I typically spend around 10 hours crafting a 400-word LinkedIn profile or a piece of marketing text. Generally, something quite wonderful, nuanced and effective is created. (Not my words, but my clients’).
Sometimes, however, I feel like the character Elijah Price (Samuel L. Jackson), a comic-book art dealer in the film Unbreakable when a customer wants to buy a $5000 collector’s edition comic for his young son’s birthday. That’s like giving crayons to a toddler two feet away from the Mona Lisa. Outraged, Price took the comic back and threw the customer out of his shop.
Sometimes I wish I could take a profile back and tear it up because some of my clients stick a cheap frame around it. It’s akin to putting a bumper sticker on a Rolls-Royce or a R60.00 frame around the Mona Lisa.
The rest of their marketing collateral is a mess of mundane, moronic mediocrity wrapped in a blanket of incongruity. Nothing matches and there’s no golden thread holding their brand together. Their websites look different to their LinkedIn profiles, which look different to their Facebook profiles and so on.
Sly and Predatory
Their messaging is inconsistent and unrecognisable as a cohesive entity. More telling is that there’s an inauthenticity to the whole enterprise and something sly and predatory. They have no idea how to attract clients that value them and how to discourage those that don’t.
Then, there’s just plain old bad taste. It’s like comparing ‘old money’ to ‘new money’. Old money is comfortable in its skin because it has lived there longer and has little to prove. New money seems to be trying too hard … there’s something a bit off about it. It’s garish, gaudy and needy.
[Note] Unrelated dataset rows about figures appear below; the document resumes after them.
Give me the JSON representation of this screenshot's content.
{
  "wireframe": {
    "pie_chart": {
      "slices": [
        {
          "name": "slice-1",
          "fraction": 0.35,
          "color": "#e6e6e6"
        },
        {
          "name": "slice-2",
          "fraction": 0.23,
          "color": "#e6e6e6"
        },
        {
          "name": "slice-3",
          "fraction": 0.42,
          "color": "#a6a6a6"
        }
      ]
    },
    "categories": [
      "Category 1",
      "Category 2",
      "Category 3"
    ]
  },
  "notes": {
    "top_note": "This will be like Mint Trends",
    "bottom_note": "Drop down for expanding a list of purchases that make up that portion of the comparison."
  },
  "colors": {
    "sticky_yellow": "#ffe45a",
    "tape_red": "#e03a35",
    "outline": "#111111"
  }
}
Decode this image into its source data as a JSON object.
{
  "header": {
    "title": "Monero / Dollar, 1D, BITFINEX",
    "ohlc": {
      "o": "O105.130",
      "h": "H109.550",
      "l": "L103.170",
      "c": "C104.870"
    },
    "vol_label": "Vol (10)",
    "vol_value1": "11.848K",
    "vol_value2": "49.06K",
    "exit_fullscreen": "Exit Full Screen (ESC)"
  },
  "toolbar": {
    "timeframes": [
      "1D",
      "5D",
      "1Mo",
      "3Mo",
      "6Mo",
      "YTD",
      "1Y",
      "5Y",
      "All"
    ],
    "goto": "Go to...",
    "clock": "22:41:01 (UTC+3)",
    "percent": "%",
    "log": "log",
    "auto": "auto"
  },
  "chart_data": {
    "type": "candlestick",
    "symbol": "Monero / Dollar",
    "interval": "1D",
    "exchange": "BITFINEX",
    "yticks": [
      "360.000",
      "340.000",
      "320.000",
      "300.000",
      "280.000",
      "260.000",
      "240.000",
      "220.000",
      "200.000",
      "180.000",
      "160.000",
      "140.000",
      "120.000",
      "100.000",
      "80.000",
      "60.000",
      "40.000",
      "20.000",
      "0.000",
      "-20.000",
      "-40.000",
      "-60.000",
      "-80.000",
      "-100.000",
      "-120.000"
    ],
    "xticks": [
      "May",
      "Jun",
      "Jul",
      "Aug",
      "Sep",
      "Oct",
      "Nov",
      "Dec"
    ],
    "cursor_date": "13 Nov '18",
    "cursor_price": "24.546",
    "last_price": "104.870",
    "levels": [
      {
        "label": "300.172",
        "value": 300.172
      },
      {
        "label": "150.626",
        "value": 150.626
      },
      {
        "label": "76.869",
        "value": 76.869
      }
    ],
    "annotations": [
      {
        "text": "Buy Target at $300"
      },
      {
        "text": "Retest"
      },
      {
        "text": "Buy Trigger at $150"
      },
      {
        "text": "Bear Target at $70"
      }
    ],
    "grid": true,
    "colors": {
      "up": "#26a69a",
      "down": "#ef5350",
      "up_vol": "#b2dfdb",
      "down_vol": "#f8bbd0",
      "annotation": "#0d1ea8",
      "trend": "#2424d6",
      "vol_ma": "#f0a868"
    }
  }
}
Some entrepreneurial brands are like tripping on bad LSD in a China Mall … the smell of cheapness, the eye-searing sea of unimaginably poor quality and the stink of sweatshop slaves oozing out of every square metre of floor space, is enough to make one throw up.
There’s no elegance and eloquence to the whole affair.
Why is cheap frame marketing so prevalent? There are many reasons, and I’m only touching on one.
Many business owners don’t think that marketing is everything and that everything is marketing. They think that it is something that one bolts onto one’s overall business strategy. They think that it’s a department. When last did you see the Marketing Director carry as much weight as the Financial Director. I’d contend; never! Marketing is not taken seriously (it’s something one does not something one is). Often there’s no coherent, long game strategy but a ‘look, something shiny’ strategy. As a consequence, the marketing strategy (to be more precise, tactics) are pulled in different directions by the vagaries of the ‘marketing gurus’ and the current new thing. Today funnel marketing is in vogue. Next month it’ll be podcasts, and the month after that LinkedIn marketing, or the Creator help us, TikTok.
What Is Marketing?
Marketing isn’t a spammy email funnel affair trying to get as much share of wallet as possible. It’s an authentic manifestation of how a business shows up in the world. Or, even more fundamental; how you and I show up. It’s about being useful. It’s about playing nice in the world. It’s about figuring out how one can give to the transaction, rather than what one can get from it. It’s about asking, “How can we serve our customers today?”, rather than saying, “How can we close more deals today?” It’s an authentic representation of the value you provide to the world and how useful you are to those who interact in it.